Journaliste – Le corps de Viktoria Marinova, 30 ans, responsable administrative et présentatrice sur TVN Ruse, a été découvert samedi dans un parc de la ville, a annoncé dimanche le procureur régional, Georgy Georgiev.
La jeune femme a été frappée à la tête et étranglée, d’après le ministère de l’Intérieur, qui précise qu’elle avait aussi été violée.
Les enquêteurs examinent toutes les pistes, tant liées à la vie personnelle que professionnelle de la journaliste. Elle animait une émission consacrée aux questions de société diffusée localement à Roussé, grand port des bords du Danube, à la frontière avec la Roumanie.
Le premier ministre, Boïko Borissov, a déclaré à la presse que l’enquête devrait rapidement établir l’identité du meurtrier.
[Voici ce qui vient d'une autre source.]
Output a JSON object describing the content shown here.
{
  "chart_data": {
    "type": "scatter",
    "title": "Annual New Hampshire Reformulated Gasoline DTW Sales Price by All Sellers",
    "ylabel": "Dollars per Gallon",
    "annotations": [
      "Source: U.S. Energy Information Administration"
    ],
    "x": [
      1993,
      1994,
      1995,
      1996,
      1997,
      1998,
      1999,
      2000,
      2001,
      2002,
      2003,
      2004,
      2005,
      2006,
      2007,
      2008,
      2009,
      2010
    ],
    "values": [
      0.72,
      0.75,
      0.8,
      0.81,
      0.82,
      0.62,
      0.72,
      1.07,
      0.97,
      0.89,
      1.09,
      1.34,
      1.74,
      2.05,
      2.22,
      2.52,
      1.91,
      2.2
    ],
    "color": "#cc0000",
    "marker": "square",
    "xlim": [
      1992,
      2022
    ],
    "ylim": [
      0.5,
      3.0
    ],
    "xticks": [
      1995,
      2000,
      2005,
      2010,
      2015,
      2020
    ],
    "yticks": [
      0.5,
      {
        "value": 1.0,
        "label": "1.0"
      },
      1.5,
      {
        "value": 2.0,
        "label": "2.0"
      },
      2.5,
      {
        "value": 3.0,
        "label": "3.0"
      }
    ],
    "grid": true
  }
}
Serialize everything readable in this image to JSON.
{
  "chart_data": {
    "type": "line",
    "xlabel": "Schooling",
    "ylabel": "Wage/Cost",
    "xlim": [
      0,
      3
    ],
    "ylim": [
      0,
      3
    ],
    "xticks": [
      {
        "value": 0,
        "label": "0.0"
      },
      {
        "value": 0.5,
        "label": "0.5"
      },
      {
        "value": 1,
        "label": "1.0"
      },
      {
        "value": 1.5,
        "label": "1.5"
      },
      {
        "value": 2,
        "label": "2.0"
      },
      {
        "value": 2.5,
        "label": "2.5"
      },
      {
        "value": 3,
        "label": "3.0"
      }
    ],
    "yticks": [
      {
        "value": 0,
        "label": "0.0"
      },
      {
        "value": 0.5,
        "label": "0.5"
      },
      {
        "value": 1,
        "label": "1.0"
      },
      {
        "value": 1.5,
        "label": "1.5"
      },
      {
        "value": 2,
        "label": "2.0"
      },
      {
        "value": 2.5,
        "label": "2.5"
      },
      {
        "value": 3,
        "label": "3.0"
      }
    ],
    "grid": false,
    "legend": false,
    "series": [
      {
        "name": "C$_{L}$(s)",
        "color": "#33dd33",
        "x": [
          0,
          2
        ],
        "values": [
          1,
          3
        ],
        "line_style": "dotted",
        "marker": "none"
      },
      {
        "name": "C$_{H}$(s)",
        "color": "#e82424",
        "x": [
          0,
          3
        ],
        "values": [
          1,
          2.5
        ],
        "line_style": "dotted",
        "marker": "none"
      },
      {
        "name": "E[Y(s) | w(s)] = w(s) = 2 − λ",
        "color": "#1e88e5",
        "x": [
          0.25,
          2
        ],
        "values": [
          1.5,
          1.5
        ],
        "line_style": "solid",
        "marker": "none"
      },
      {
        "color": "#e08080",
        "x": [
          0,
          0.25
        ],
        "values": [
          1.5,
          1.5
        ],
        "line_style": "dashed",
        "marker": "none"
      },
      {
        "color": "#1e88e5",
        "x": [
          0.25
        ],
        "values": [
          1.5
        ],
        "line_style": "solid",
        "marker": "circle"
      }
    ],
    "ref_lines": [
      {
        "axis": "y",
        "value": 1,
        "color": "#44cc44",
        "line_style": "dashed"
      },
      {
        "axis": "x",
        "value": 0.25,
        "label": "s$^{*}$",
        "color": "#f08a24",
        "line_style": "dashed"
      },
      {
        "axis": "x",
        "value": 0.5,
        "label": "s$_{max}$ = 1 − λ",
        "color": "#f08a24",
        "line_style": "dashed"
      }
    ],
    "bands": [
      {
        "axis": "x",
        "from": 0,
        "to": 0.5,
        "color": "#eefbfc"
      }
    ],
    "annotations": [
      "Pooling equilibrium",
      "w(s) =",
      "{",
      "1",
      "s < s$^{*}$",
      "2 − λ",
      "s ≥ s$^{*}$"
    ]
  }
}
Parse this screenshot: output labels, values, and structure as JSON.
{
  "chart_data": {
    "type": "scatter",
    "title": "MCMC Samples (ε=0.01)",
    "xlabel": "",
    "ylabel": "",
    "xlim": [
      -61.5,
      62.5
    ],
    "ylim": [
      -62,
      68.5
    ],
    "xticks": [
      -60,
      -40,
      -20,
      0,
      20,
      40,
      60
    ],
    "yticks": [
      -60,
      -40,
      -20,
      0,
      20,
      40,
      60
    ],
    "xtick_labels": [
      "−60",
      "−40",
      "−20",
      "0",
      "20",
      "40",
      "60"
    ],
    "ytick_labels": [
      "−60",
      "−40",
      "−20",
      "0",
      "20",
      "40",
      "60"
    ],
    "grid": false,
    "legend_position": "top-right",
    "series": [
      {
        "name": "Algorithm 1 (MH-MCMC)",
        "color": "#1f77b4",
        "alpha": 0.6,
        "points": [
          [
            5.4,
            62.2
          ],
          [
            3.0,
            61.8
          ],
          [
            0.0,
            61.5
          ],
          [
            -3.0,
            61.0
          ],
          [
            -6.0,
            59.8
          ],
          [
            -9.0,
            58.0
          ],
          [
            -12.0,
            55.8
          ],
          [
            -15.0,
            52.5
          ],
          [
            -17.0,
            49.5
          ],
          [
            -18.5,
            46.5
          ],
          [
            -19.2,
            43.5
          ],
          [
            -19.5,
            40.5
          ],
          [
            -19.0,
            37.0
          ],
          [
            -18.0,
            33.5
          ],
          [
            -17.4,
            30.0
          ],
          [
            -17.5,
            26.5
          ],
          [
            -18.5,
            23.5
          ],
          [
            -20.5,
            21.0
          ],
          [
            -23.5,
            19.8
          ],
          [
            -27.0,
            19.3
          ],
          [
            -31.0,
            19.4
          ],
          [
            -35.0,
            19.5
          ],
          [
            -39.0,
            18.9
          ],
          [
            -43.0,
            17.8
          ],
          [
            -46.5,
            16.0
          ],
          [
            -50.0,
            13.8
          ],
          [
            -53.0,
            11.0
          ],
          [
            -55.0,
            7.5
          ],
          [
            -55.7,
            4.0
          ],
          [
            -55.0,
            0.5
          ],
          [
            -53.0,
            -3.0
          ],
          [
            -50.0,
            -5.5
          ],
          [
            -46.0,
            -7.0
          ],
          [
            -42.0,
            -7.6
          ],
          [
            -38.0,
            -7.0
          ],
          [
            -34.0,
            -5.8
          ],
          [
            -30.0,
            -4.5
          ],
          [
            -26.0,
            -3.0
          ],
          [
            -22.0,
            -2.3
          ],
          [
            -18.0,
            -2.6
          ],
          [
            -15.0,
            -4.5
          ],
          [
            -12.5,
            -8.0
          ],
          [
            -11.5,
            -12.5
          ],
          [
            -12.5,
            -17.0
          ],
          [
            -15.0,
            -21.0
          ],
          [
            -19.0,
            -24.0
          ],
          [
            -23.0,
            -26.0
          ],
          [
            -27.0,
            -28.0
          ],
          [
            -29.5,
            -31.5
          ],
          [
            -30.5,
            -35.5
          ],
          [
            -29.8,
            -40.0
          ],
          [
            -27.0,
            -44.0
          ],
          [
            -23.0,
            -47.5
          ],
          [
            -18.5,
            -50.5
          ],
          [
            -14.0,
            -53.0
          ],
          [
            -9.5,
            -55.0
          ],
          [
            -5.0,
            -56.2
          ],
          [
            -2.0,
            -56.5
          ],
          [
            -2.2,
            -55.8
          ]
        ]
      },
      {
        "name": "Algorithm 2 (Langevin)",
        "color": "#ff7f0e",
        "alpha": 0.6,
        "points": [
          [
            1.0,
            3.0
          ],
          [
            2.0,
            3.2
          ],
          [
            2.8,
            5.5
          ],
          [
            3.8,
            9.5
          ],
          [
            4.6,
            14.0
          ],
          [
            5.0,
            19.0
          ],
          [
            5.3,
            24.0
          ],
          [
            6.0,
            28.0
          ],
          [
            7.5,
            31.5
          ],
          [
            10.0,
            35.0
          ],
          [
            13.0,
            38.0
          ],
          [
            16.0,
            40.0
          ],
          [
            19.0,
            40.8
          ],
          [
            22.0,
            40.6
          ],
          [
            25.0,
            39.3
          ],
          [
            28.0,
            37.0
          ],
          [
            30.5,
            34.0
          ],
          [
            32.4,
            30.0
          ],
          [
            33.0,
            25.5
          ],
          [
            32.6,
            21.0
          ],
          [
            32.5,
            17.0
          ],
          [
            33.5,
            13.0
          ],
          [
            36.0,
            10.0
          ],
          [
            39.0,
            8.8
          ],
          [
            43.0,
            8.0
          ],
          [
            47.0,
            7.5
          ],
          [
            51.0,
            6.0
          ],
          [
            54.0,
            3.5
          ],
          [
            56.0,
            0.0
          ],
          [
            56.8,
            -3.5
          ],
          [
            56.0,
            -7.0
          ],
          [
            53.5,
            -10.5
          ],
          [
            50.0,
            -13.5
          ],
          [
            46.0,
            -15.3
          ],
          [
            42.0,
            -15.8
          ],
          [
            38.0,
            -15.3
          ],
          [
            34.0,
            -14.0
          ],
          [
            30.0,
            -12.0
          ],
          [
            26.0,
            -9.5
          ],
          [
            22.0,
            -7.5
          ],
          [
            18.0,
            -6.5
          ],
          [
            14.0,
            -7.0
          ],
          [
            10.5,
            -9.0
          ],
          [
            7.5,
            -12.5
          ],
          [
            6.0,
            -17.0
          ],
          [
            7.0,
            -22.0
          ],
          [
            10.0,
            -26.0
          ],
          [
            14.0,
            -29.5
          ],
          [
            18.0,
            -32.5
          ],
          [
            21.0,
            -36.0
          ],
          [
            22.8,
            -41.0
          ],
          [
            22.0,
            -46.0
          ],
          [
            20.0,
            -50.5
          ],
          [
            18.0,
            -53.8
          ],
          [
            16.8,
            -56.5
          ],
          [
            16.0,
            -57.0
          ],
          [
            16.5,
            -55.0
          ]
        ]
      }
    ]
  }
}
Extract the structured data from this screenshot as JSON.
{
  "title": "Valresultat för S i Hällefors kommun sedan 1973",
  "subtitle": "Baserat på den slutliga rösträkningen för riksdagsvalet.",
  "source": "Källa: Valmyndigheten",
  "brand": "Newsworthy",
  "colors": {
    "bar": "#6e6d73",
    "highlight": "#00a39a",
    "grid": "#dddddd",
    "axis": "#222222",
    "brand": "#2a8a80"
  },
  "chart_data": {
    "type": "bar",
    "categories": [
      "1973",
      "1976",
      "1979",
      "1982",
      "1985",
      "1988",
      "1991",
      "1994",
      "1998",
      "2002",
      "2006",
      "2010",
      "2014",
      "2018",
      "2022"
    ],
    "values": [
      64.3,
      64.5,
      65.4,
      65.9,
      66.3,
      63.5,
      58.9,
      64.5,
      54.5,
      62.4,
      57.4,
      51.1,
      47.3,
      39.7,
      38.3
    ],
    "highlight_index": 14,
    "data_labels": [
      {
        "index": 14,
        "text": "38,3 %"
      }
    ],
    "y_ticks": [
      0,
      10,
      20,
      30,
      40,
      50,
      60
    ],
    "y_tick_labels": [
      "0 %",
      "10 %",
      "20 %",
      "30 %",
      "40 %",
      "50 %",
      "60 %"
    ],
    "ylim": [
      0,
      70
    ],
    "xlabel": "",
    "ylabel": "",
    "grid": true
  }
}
Il a ajouté que les experts avaient collecté de nombreux échantillons d’ADN.
Dans le dernier numéro de cette émission, le 30 septembre, elle avait diffusé un entretien avec deux journalistes d’investigation réputés, le Bulgare Dimitar Stoyanov et le Roumain Attila Biro, qui enquêtent sur des soupçons de fraude aux subventions européennes qui impliqueraient des hommes d’affaires et des élus.
Les deux journalistes avaient brièvement été retenus par la police au cours de cette enquête, leur cas suscitant une condamnation de l’ONG Reporter sans frontières (RSF).
Corruption fréquente La Bulgarie est située au 111e rang du classement établi par RSF sur la liberté de la presse, ce qui en fait le pays membre de l’UE le plus mal placé.
Le pays est régulièrement mis en cause pour son environnement médiatique corrompu qui porte atteinte à la liberté d’informer.
Cette situation alarmante a conduit de nombreux observateurs à faire le lien dimanche entre le meurtre de la journaliste et ses activités professionnelles.
Le représentant pour la liberté des médias à l’Organisation pour la sécurité et la coopération en Europe (OSCE), Harlem Désir, s’est dit « choqué » par le meurtre d’une « journaliste d’investigation », appelant à une « enquête complète et rigoureuse », dans un message sur Twitter.
Nombreuses réactions des médias De nombreux journalistes ont partagé leur émotion sur les réseaux sociaux, rappelant qu’elle était la troisième journaliste tuée en un an en Europe après le reporter Jan Kuciak, en Slovaquie, en février, et la journaliste maltaise Daphné Caruana Galizia, en octobre 2017.
RSF a exhorté les autorités bulgares « à faire toute la lumière sur cet acte odieux », leur demandant de placer les collègues de Mme Marinova sous protection. Une demande également relayée par le site d’investigation bulgare Bivol.bg, animé notamment par Dimitar Stoyanov, le journaliste récemment interviewé par Mme Marinova.
« Nous sommes sous le choc. Jamais nous n’avons reçu de menace sous aucune forme », a déclaré à l’AFP un journaliste de TVN Ruse, collaborateur de la victime, sous couvert d’anonymat. Il a ajouté que ses collègues et lui craignaient désormais pour leur sécurité.
Il a décrit Mme Marinova comme une journaliste « disciplinée, ambitieuse, allant jusqu’au bout et habitée par un grand sens de la justice ». Elle avait notamment donné la parole à des personnes en souffrance, confrontées à des problèmes de violences conjugales, d’alcoolisme ou de handicap.
Des sources policières ont déclaré à l’AFP douter du lien direct entre le meurtre et la profession de la journaliste.
« Son téléphone portable, ses clés de voiture, ses lunettes et une partie de ses vêtements ont disparu », a précisé le parquet local.
Selon RSF, les journalistes d’investigation bulgares sont exposés à « de nombreuses formes de pression et d’intimidation » et font face à des « oligarques exerçant un monopole médiatique et à des autorités soupçonnées de corruption et de liens avec le crime organisé ».
Selon l’Association des journalistes européens, basée en Bulgarie, les journalistes de médias régionaux et locaux sont particulièrement exposés.
La fréquence des cas de violences contre les femmes est également un phénomène préoccupant dans le pays.